A bad plan or idea (if good means successful).


HARRUMPH

Disapproving by clearing your throat.


HAUGHTY

A dislikable person.


HAWKER

A good example of this type of job would be a door-to-door salesman.


HEADCHEESE

A cold cut prepared with grounded meat of a boiled calf or pig’s head. Yes.


HEARSAY

Something you hear or say without any proof or reasoning.


HEART-RENDING

To render a heart into pain and distress.


HEAT SINK

Cools a computer down.


HEEDFUL

The quality of someone who can build a ship inside a bottle.


HELICAL

The coolest shape for a staircase. And DNA strands.


HELTER-SKELTER

It’s forget about the history of this word and focus about its real definition: confusion.


HEPCAT

Someone really cool.


HERETO

Something here to make a valid point.


HEURISTIC

The most rewarding teaching style.


HIDEBOUND

When traditions overpower common sense.


HIGHBUSH

The number of immature jokes for this word is infinite, but it’s just really a tall bush.


HIGH-STRUNG

 People who get scared easily.


HINDRANCE

A figural road block. Or a real road block if you are on a road.


HIRSUTE

What happens to hair after an electrical shock.


HITHERTO

Everything that happened, ever, until right now.


HOBNOB

Socialize with people who have more money than you.


HOI POLLOI

All those that have the normal or less than the normal amount of money necessary to live.


HOLISM

In which everything is connected.


HOME-BAKED

Baked at home.


HOMILETIC

Talking about religion by clergy people.


HONE

The old(est) fashioned way to sharpen a blade.


HONORARIUM

A payment received without being asked for.


HOOPLA

The purpose of advertisement.


HOPSCOTCH

A game solely told and taught by kids.


HORSE-AND-BUGGY

Outdated relics.


HOTFOOT

In a hurry.
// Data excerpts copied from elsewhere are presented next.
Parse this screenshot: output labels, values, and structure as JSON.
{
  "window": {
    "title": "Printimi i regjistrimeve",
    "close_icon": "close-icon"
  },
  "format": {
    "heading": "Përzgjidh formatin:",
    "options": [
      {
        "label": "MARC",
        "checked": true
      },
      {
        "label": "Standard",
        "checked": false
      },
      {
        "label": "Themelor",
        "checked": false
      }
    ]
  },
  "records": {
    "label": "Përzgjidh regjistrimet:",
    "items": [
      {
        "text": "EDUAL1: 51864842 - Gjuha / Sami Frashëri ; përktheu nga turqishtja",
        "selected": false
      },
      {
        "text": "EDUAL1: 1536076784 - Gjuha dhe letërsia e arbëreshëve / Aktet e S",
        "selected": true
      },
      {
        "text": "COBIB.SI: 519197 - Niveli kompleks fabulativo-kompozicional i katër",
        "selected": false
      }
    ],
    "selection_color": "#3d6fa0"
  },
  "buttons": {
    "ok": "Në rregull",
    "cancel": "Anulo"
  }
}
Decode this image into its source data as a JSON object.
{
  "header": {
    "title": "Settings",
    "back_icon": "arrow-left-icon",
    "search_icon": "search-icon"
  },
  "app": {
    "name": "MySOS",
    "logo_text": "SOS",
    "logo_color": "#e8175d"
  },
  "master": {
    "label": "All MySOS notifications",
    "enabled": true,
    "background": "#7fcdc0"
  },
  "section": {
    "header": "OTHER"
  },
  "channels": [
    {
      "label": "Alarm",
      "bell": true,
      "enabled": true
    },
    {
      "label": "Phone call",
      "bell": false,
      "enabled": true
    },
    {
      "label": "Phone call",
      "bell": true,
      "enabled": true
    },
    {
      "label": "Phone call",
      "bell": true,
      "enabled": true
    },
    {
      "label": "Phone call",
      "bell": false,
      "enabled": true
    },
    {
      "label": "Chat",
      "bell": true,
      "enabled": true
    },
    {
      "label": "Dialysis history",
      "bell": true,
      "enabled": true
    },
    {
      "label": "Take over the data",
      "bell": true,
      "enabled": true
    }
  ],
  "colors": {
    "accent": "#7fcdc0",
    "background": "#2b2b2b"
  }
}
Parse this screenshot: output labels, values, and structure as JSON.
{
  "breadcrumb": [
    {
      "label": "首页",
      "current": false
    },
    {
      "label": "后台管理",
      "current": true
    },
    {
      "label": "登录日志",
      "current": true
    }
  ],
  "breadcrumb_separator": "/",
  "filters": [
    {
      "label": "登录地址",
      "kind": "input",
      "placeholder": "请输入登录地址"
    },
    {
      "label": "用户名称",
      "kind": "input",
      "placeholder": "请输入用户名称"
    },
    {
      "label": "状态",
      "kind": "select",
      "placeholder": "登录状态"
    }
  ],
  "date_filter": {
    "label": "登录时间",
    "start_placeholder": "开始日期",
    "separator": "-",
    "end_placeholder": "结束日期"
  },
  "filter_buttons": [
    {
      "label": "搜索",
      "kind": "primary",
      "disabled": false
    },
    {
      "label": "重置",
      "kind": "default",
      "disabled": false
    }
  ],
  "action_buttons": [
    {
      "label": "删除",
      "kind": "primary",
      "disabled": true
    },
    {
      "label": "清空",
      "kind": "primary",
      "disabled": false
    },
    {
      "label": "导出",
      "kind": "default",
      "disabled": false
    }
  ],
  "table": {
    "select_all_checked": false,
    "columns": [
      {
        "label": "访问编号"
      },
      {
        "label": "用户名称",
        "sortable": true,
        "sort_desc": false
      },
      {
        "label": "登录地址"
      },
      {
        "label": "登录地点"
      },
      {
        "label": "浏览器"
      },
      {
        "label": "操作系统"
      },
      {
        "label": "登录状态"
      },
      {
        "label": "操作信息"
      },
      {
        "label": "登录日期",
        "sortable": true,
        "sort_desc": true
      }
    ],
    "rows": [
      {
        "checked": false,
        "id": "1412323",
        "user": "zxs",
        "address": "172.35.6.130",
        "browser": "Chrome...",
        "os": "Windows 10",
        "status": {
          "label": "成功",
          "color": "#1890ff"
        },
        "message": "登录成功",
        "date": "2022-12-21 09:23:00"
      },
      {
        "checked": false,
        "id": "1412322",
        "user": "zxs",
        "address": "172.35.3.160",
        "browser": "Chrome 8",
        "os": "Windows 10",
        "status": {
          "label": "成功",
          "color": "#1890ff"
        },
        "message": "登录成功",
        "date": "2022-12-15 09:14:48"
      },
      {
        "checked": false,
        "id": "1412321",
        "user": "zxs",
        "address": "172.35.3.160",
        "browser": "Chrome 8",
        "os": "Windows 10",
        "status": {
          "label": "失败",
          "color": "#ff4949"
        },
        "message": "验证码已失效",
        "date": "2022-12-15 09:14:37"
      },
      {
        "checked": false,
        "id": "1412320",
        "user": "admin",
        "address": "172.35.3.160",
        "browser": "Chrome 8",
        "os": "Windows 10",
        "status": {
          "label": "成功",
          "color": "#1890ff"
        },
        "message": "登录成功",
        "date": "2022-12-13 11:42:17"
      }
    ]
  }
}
Like if your foot was on fire.


HOT-SWAP

Swapping parts while the computer is still hot. As in still on.


HOUSEFUL

When the house is full of people.


HUBBUB

What happens to a crowd when something weird or unexpected also happens around them.


HUFFILY

How close-minded stubborn people react to arguments against them.


HUMBUG

Bullshit.


HUNKY-DORY

Excellent.


HYDROTHERAPY

Using the substance all Earth beings need the most to help get rid of conditions that all Earth beings do not need.


HYPHENATION

Adding a small dash between letters.


HYPOXIA

Removing the appropriate amount of oxygen to the lungs.